Auf dem BASF-Gelände wurde eine chemische Großschadenslage geübt

Wie konkret das Training werden kann, zeigte sich am 18. September in Ludwigshafen. Dort übten ABC-Abwehrkräfte der Bundeswehr gemeinsam mit BASF auf dem Werksgelände des Chemiekonzerns.

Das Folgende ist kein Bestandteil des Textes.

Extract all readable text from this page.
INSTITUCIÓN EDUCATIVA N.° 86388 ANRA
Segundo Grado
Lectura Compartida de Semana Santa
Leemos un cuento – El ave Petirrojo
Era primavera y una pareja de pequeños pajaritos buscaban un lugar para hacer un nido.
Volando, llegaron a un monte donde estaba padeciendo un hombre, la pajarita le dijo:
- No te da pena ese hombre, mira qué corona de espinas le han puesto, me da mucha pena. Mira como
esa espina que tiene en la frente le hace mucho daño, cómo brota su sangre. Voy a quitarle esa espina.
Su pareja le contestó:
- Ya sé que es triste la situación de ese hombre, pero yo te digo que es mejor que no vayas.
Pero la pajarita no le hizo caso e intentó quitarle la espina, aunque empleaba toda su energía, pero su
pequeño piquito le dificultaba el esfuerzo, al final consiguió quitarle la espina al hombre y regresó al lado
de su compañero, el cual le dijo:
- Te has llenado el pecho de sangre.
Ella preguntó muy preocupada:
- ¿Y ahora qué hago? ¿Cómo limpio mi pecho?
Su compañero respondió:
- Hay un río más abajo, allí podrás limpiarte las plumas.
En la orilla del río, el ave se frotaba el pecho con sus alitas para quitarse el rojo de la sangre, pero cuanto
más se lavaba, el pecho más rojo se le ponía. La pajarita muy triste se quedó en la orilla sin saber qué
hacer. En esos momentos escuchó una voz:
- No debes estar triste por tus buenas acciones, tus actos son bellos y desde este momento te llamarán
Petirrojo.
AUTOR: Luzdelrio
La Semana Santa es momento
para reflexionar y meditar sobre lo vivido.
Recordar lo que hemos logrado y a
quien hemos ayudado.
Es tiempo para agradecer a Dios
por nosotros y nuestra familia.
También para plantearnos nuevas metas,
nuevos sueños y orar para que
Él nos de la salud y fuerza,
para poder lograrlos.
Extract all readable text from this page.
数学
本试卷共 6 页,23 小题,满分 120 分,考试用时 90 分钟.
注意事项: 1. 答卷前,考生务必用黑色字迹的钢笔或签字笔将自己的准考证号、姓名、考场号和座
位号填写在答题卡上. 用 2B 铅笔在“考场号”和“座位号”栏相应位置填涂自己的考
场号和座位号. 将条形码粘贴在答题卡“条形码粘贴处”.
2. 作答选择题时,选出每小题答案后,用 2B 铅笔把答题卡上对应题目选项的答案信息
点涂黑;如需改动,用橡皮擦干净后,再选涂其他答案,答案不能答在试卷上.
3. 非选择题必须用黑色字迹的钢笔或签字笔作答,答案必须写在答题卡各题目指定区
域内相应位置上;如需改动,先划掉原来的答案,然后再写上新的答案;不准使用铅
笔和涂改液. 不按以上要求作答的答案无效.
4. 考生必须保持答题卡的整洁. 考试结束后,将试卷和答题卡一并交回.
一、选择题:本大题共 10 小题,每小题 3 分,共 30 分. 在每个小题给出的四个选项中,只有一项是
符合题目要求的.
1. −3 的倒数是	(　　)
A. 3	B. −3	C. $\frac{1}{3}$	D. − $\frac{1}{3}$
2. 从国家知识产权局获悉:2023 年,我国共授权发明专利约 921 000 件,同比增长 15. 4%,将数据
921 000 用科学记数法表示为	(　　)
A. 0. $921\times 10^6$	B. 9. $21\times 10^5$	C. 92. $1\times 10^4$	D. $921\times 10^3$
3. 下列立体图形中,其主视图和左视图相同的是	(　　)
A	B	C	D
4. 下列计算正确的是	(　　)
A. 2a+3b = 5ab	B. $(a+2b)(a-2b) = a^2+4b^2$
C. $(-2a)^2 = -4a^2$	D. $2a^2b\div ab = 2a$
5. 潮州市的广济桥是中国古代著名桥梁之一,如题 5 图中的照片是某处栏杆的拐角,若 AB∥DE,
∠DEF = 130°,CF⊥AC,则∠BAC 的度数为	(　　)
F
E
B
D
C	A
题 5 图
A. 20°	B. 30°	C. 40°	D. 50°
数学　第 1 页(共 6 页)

Nach Angaben von BASF wurden mehrere chemietypische Schadenslagen mit dargestellten Verletzten trainiert. Beteiligt waren neben der Bundeswehr unter anderem Werkfeuerwehr, Werksrettungsdienst sowie Kräfte aus den Bereichen Standortsicherheit und Umweltschutz.

Das Szenario verdeutlicht einen wichtigen Teil des „Badischen Sturms“: ABC-Abwehr endet nicht an den Grenzen einer militärischen Liegenschaft. Bei entsprechenden Gefahrenlagen kann die Zusammenarbeit mit zivilen Stellen und spezialisierten Einsatzkräften entscheidend sein. Genau diese Schnittstellen werden deshalb ebenfalls trainiert.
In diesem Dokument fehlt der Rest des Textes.